O pano de fundo é um bairro sem praia, com um movimento estúpido de automóveis e pessoas, calçadas estreitas, uma "passagem" que é destino de muita gente com tantos colégios e consultórios médicos, além de clínicas dos mais diversos tipos, inclusive de aborto. Existe o Botafogo mais ZSul, intelectualizado, que freqüenta os cinemas do Estação, o Sérgio Porto, a Prefácio e compra no Zona Sul da Bambina. Este Botafogo convive com o bairro empobrecido, onde mansões encobrem a Santa Marta. Com o bairro do Rajá, que tem outro nome agora, mas a mesma população que freqüenta, democraticamente, o Escadaria Praia Shopping e a Casa & Vídeo. Tem o Botafogo aristocrático, dos colégios de mauricinhos e patricinhas (Santo Inácio, Andrews, Corcovado e Padre Antonio Vieira), dos meninos de classe média menos alta (Santa Rosa, Princesa Isabel, Imaculada Conceição), dos filhos dos bichos-grilos, alternativos, intelectualizados e artistas (Sá Pereira e Edem), das ruas maravilhosas do Humaitá. Tem também o bairro de classe média baixa, que põe os filhos em escolas modestas, como o Santo Carlos Magno e o Nossa Senhora de Lourdes, que só compra no Mundial da Voluntários (apontado pelas donas-de-casa como o mais barato dos supermercados da ZSul). Os pobres, do Santa Marta, esses têm filhos estudando na México ou na Joaquim Nabuco. E, perto do Carnaval, participam dos ensaios da São Clemente na praça do metrô.
A Voluntários da Pátria é uma das ruas mais feias do mundo, mas melhorou um pouquinho, após o Rio Cidade, admito. Na São Clemente, não deu para fazer Rio Cidade, ou o caos imperaria da Avenida Brasil ao Pontal. "Bendito ao Fruto" começa com um acidente que realmente aconteceu, ali na São Clemente, a tampa de bueiro que voou e foi parar num carro, onde, milagrosamente, não matou o motorista. Foi bem na esquina de minha casa, em frente ao palacete do Paula Machado, que considero o cenário perfeito para uma mansão mal assombrada.
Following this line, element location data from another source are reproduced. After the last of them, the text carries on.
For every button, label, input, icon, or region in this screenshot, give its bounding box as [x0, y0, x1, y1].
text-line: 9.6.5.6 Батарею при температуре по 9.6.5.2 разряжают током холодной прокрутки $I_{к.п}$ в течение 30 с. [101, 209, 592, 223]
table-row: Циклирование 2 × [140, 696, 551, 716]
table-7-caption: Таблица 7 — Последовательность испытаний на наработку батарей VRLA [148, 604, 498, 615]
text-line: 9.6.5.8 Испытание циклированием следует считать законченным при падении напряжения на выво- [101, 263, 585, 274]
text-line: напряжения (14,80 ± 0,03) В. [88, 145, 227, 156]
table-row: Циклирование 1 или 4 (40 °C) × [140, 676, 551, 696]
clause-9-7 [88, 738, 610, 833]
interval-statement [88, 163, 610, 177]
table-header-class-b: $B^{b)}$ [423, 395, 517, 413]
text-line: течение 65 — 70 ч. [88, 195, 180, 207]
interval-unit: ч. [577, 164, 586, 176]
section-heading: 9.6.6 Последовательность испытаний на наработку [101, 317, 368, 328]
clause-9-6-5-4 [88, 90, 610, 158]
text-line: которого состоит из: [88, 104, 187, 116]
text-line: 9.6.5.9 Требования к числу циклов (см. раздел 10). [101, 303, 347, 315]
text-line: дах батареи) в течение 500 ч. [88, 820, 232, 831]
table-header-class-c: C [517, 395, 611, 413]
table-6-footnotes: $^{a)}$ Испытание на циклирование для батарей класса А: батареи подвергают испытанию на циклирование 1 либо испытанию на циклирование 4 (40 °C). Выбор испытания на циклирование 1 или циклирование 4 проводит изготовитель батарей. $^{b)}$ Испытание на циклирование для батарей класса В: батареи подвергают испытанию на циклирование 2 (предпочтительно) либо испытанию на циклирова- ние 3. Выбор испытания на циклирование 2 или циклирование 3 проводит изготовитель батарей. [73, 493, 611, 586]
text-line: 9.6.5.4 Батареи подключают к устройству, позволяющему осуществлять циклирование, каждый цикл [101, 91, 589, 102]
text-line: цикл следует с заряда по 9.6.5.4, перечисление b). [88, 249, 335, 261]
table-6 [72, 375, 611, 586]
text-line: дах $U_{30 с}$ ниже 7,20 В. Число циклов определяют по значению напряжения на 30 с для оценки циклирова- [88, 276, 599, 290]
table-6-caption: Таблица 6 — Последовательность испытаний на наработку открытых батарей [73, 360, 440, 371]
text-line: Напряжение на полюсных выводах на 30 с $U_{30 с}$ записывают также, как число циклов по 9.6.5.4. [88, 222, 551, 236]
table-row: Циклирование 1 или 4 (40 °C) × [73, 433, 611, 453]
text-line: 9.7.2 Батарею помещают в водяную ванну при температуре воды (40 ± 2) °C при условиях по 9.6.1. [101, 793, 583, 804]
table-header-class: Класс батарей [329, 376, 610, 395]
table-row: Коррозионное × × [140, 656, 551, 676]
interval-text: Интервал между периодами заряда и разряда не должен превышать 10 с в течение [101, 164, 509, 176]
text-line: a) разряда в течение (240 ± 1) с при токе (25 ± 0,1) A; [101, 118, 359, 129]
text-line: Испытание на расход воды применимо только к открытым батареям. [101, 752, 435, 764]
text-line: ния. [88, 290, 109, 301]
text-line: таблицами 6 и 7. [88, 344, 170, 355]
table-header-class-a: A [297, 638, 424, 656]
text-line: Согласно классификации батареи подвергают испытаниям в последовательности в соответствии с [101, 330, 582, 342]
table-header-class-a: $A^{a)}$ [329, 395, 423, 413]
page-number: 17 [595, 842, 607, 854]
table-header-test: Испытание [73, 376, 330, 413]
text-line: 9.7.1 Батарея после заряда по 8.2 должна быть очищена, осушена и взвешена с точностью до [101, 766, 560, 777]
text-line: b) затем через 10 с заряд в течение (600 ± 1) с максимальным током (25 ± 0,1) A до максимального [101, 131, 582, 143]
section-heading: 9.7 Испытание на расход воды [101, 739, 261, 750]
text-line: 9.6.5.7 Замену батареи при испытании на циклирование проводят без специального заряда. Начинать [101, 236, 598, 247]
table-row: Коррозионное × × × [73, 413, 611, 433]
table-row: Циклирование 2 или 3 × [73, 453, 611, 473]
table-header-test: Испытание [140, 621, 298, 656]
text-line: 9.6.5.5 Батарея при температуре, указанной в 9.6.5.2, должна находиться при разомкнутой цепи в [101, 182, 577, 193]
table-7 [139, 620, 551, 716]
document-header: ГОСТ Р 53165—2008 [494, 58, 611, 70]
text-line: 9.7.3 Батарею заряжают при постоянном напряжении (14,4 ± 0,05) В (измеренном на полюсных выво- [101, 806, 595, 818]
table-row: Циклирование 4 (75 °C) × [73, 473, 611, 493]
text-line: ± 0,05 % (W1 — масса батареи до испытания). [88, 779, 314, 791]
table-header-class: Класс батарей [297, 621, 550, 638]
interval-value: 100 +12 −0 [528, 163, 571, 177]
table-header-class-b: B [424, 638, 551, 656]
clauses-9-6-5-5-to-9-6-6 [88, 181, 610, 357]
Botafogo tem locais soturnos e sombrios, como o fim da Arnaldo Quintela, aquela pracinha na Eduardo Guinle, que foi onde pudemos observar uma gata parindo numa tarde úmida.
Não era para eu gostar de Botafogo, nascida em Santa Teresa que sou, criada desde os 2 dias de idade em Ipanema, de onde saí aos 26 anos para viver 11 meses na Tijuca e me mudar para a Dona Mariana. De lá, fui para a São Clemente, onde permaneço pensando que gostaria de estar mais perto do mar outra vez. Mas o dinheiro e a praticidade me fixam em Botafogo, lar do Horácio, o mendigo, tem uma história tocante de vida (é irmão do outro Horácio, o padeiro, tem uma casa no Santa Marta, mas cisma em viver pelas ruas). Sofia, a outra mendiga, já teve três filhos, adotados sempre por moradores da Dona Mariana.
A todo momento sobem novos edifícios em Botafogo, o bairro sem calçadas, onde não podemos passear, apenas morar. O comércio pouco sofisticado apresenta provavelmente o maior número de farmácias por metro quadrado do mundo. E lojas de animais que recolhem os gatinhos nascidos nas ruas para doar aos fregueses (caí nesse conto quantas vezes...). Tem a amante de gatos que os anuncia na Internet e exige que assinemos fichas de responsabilidade quando pegamos um bichaninho em sua casa. Na loja do seu Manoel, acabamos nos convencendo a carregar viveiros e poleiros coloridos para pássaros. Ao lado, a loja de macumba, uma das várias do bairro, vende vasos de plantas lindas e baratas.
Uma região imensa e tão desigual tinha que abrigar templos para todos os credos. Quantos terreiros, quantos centros espíritas, quantas igrejas evangélicas e católicas coexistem harmonicamente, separadas, às vezes apenas pelo asfalto? A Rua da Matriz, em frente à maior igreja católica do bairro (há pelo menos mais umas cinco, de rua, ou dentro de escolas), tem três templos protestantes e um centro espírita.
É certo que o Rio inteiro é heterogêneo, mas Botafogo hoje ombreia Copacabana em vida pitoresca.

3 comentários:

Anônimo disse...

Olha eu aqui de novo Olga! ;o)
Já morei em Botafogo duas vezes: uma na rua São Clemente (em frente ao Dona Mata q eu detestei) e a outra na rua Ministro Raul Fernandes (bons tempos). Não gosto de Botafogo definitivamente mas saio de Laranjeiras parair até a Cobal. Ai, aquele galetinho...
beijinhos e vou ver o filme! Ju

Olga de Mello disse...

Bom, Ju, eu não moro em Botafogo por opção. Preferia ter continuado em Ipanema, mas, depois de 16 anos no bairro, aprendi a valorizar o que ele tem de bom e hoje me sinto "em casa" lá.

Anônimo disse...

Olga, moro em botafogo, compro no Mundial e no Rede Economia, minha filha estuda no IMPERIAL, frequento a Casa&video e tudo isto com muito orgulho, tenho imovel proprio, trabalho fixo, plano de saude e aposentadoria, nao gostei da forma pejorativa como vc se referiu aos moradores menos privilegiados financeiramente, nem acreditei que quando no final li que vc é nascida em Sta Teresa, pensei que tivesse nascido na Suécia....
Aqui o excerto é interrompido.